The Nirálambopanishad exhibits essentially the yoga stand point according to Dr. Rajendra Lala Mitra (Notices of S. Mss. II 95. Weber’s Id. p. 162). The yoga tatwa and yoga sikhá belong to yoga also, and depict the majesty of Átmá. (Ibid. p. 165).

Among the Sectarian Upanishads will be found the Náráyanopanishad, which is of special significance in relation to the Sánkhya and Yoga doctrines (Ibid. p. 166).

Sánkhya and Pátanjala Yogas. It is plain from the recurrence of the word Sánkhya in the later Upanishads of the Taittiríya and Atharva vedas and in the Nirukta and Bhagavad Gítá, that the Sánkhya Yoga was long known to the ancients, and the Pátanjala was a further development of it. (Ibid. p. 137).

Yoga Yájnavalkya. Along with or prior to Pátanjali comes the Yoga Sástra of Yogi Yájnavalkya, the leading authority of the Sátapatha Bráhmana, who is also regarded as a main originator of the yoga doctrine in his later writings. (Ibid. p. 237). Yájnavalkya speaks of his obtaining the Yoga Sástra from the sun, ज्ञेयञ्चारण्यकमहं यदादित्यादबाप्तबान । योगशास्त्रञ्च मत् प्रोक्तं ज्ञेयं योगमभीप्सता ॥

“He who wishes to attain yoga must know the Áranyaka which I have received from the sun, and the Yoga sástra which I have taught.”

X. Rise of the Heretical Yogas.

The Buddhist and Jain Yogas. Beside the Orthodox yoga systems of the Upanishads, we have the Heterodox Yoga Sastras of the Buddhists and Jains completely concordant with those of Yájnavalkya in the Brihad áranyaka and Atharvan Upanishads, (Weber’s Id. p. 285).
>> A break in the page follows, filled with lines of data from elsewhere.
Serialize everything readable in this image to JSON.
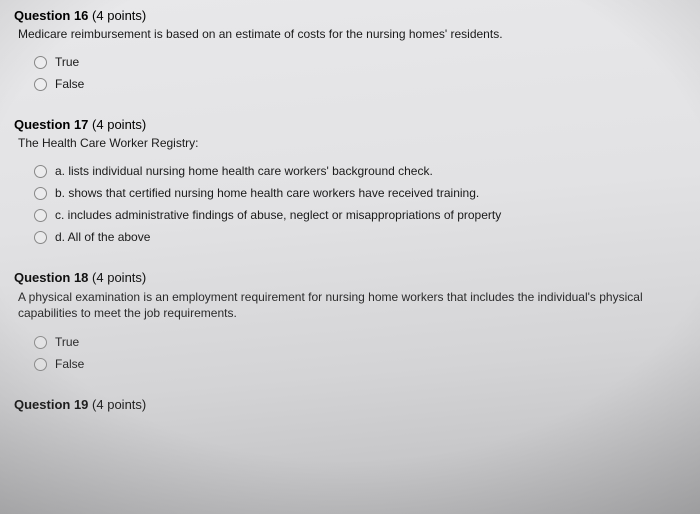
{
  "questions": [
    {
      "number": "Question 16",
      "points": "(4 points)",
      "prompt": "Medicare reimbursement is based on an estimate of costs for the nursing homes' residents.",
      "options": [
        "True",
        "False"
      ]
    },
    {
      "number": "Question 17",
      "points": "(4 points)",
      "prompt": "The Health Care Worker Registry:",
      "options": [
        "a. lists individual nursing home health care workers' background check.",
        "b. shows that certified nursing home health care workers have received training.",
        "c. includes administrative findings of abuse, neglect or misappropriations of property",
        "d. All of the above"
      ]
    },
    {
      "number": "Question 18",
      "points": "(4 points)",
      "prompt": "A physical examination is an employment requirement for nursing home workers that includes the individual's physical capabilities to meet the job requirements.",
      "options": [
        "True",
        "False"
      ]
    },
    {
      "number": "Question 19",
      "points": "(4 points)",
      "prompt": "",
      "options": []
    }
  ]
}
The concordance with the Vedantic. The points of coincidence of the vedánta yoga with those of Buddhism and Jainism, consist in as much as both of them inculcate the doctrine of the interminable metempsychosis of the human soul, as a consequence of bodily acts, previous to its state of final absorption or utter annihilation, according to the difference in their respective views. Or to explain it more clearly they say that, “The state of humanity in its present, past and future lives, is the necessary result of its own acts “Karma” in previous births.”

The weal or woe of mankind. That misery or happiness in this life is the unavoidable sequence of conduct in former states of existence, and that our present actions will determine our states to come; that is, their weal or woe depending solely on the merit or demerit of acts. It is, therefore, one’s cessation from action by confining himself to holy meditation, that secures to him his final absorption in the supreme according to the one; and by his nescience of himself that ensures his utter extinction according to the other.

The Puránic yoga. In the Puránic period we get ample accounts of yoga and yogis. The Kurma purana gives a string of names of yoga teachers. The practice of yoga is frequently alluded to in the Vana parva of Mahábhárata. The observances of yoga are detailed at considerable length and strenuously enjoined in the Udyoga parva of the said epic. Besides in modern times we have accounts of yogis in the Sakuntala of Kálidása (VII. 175) and in the Mádhava Málati of Bhava-bhúti (act V.). The Rámayana gives an account of a Súdra yogi, and the Bhágavatgítá treats also of yoga as necessary to be practiced (chap. VI. V. 13).